Marre M, Lièvre M, Vasmant D, Gallois Y, Hadjadj S, Reglier J C, Chatellier G, Mann J, Viberti G C, Passa P
Service d'Endocrinologie, Diabétologie, Maladies Métaboliques, Hôpital Bichat, Paris, France.
Diabetes Care. 2000 Apr;23 Suppl 2:B40-8.
Whether ACE inhibition is useful for type 2 diabetic patients with micro- and macroalbuminuria remains unknown. The Non-Insulin-Dependent Diabetes, Hypertension, Microalbuminuria, Cardiovascular Events and Ramipril (DIABHYCAR) Study was set up to address this issue through a multicenter double-blind parallel placebo-controlled > or = 3-year trial in Europe and North Africa. In this article, we report the characteristics of the randomized patients.
The main selection criteria were as follows: men or women aged > or = 50 years with type 2 diabetes treated with oral antidiabetic drugs, with or without hypertension, with a plasma creatinine level < 150 mumol/l, and with persistent micro- or macroalbuminuria, as assessed centrally by two successive urine samples containing a urinary albumin concentration > or = 20 mg/l. Patient characteristics were studied by comparing patients who were randomized to those who were not, taking their geographical origin into account.
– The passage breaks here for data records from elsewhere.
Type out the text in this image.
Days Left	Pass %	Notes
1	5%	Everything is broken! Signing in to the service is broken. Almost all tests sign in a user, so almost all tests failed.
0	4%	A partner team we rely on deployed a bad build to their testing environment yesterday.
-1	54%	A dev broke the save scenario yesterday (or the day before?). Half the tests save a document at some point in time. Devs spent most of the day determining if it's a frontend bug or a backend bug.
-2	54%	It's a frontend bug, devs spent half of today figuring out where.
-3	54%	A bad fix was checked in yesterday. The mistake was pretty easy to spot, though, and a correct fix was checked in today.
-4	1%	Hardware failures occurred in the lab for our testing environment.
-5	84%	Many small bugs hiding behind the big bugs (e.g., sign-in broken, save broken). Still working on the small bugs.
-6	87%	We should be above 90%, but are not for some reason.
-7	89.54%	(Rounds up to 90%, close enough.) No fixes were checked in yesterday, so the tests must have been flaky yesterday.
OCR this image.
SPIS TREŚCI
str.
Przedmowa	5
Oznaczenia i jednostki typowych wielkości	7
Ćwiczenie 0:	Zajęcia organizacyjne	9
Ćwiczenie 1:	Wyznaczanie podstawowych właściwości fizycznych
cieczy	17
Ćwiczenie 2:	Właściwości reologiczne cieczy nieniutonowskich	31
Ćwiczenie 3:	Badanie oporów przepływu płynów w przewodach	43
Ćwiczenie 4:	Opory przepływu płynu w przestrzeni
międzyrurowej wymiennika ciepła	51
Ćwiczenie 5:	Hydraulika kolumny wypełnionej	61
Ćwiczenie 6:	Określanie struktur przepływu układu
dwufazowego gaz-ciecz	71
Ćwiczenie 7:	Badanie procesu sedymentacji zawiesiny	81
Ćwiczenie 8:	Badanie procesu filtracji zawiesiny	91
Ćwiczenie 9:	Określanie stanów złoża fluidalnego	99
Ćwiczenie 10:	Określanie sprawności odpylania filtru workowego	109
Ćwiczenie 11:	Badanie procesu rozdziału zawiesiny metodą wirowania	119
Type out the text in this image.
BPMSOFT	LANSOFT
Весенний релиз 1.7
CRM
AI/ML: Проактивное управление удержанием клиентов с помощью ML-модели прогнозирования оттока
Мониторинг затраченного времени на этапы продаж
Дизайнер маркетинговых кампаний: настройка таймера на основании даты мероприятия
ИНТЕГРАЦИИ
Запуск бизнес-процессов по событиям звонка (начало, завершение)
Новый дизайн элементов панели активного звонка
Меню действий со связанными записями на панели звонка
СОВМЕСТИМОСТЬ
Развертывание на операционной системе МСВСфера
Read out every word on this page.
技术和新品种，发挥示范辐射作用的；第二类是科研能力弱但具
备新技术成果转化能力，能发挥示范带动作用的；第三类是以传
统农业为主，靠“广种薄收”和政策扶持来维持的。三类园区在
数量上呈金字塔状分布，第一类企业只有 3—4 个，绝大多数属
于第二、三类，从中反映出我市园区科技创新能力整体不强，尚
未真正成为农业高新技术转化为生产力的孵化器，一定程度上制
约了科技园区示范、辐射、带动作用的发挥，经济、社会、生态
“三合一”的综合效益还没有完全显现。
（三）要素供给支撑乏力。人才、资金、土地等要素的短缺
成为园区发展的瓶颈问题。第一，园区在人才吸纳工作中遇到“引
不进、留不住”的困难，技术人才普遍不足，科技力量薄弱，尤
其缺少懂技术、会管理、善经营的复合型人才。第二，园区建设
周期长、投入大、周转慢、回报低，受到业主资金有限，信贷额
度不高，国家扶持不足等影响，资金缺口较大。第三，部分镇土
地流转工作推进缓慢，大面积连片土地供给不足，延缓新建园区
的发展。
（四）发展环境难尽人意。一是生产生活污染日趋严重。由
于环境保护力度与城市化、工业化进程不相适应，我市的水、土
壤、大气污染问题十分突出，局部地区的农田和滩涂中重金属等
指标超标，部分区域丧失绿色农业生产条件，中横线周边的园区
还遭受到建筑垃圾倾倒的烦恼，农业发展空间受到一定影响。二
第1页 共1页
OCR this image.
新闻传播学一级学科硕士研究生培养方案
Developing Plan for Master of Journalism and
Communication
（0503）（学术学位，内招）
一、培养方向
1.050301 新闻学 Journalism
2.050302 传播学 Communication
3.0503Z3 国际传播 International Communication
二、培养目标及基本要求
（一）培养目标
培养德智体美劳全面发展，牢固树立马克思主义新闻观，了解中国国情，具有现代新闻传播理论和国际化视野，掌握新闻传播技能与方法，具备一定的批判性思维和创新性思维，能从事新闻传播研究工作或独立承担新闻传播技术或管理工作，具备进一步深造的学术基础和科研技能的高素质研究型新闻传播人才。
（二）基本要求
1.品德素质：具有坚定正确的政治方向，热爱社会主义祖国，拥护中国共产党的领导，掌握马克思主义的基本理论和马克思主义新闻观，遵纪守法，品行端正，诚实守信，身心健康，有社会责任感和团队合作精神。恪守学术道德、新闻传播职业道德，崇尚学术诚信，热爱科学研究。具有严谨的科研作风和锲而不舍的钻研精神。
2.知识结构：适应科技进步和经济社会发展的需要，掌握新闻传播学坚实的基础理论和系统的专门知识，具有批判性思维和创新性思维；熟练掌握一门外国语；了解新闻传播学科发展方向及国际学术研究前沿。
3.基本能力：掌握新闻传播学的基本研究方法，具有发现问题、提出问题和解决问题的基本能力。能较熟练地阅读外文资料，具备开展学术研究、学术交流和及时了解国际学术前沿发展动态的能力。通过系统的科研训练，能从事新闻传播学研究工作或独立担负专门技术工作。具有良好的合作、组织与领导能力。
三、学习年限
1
There were 25,455 patients screened for urinary albumin (20,296 from France, 918 from Germany, 1,019 from Northwest Europe, 969 from Central Europe, 959 from Mediterranean Europe, and 1,294 from North Africa). Of these patients, 4,937 were randomized. Compared with the nonrandomized patients, the randomized patients were older, more often men, more obese, had higher systolic/diastolic blood pressure and plasma glucose, smoked more tobacco, drank more alcohol, and had complications more frequently. Using a logistic regression analysis, all the above-mentioned items appeared as independent determinants for randomization into the study, with the exception of alcohol intake. The contribution of each item varied slightly from one geographical origin to another.
The physical, biological, and behavioral characteristics create a poor renal and cardiovascular prognosis for the type 2 diabetic patients randomized to the DIABHYCAR Study because of micro- and macroalbuminuria. Testing the usefulness of ACE inhibition for the type 2 diabetic patients with microalbuminuria seems feasible through the DIABHYCAR Study.
血管紧张素转换酶(ACE)抑制剂对伴有微量和大量蛋白尿的2型糖尿病患者是否有效尚不清楚。非胰岛素依赖型糖尿病、高血压、微量蛋白尿、心血管事件与雷米普利(DIABHYCAR)研究旨在通过在欧洲和北非进行的一项多中心双盲平行安慰剂对照的≥3年试验来解决这一问题。在本文中,我们报告了随机分组患者的特征。
主要入选标准如下:年龄≥50岁的2型糖尿病男性或女性,接受口服降糖药物治疗,有或无高血压,血浆肌酐水平<150μmol/l,且有持续性微量或大量蛋白尿,通过连续两次尿样中心评估,尿白蛋白浓度≥20mg/l。通过比较随机分组患者和未随机分组患者的特征,并考虑其地理来源进行研究。
共筛查了25455例尿白蛋白患者(法国20296例,德国918例,西北欧1019例,中欧969例,地中海欧洲959例,北非1294例)。其中,4937例患者被随机分组。与未随机分组的患者相比,随机分组的患者年龄更大,男性更多,更肥胖,收缩压/舒张压和血糖更高,吸烟更多,饮酒更多,并发症更频繁。使用逻辑回归分析,除饮酒量外,上述所有因素均为随机分组进入研究的独立决定因素。每个因素的影响在不同地理来源之间略有差异。
由于微量和大量蛋白尿,随机分组进入DIABHYCAR研究的2型糖尿病患者的身体、生物学和行为特征导致肾脏和心血管预后不良。通过DIABHYCAR研究检测ACE抑制剂对微量蛋白尿2型糖尿病患者的有效性似乎是可行的。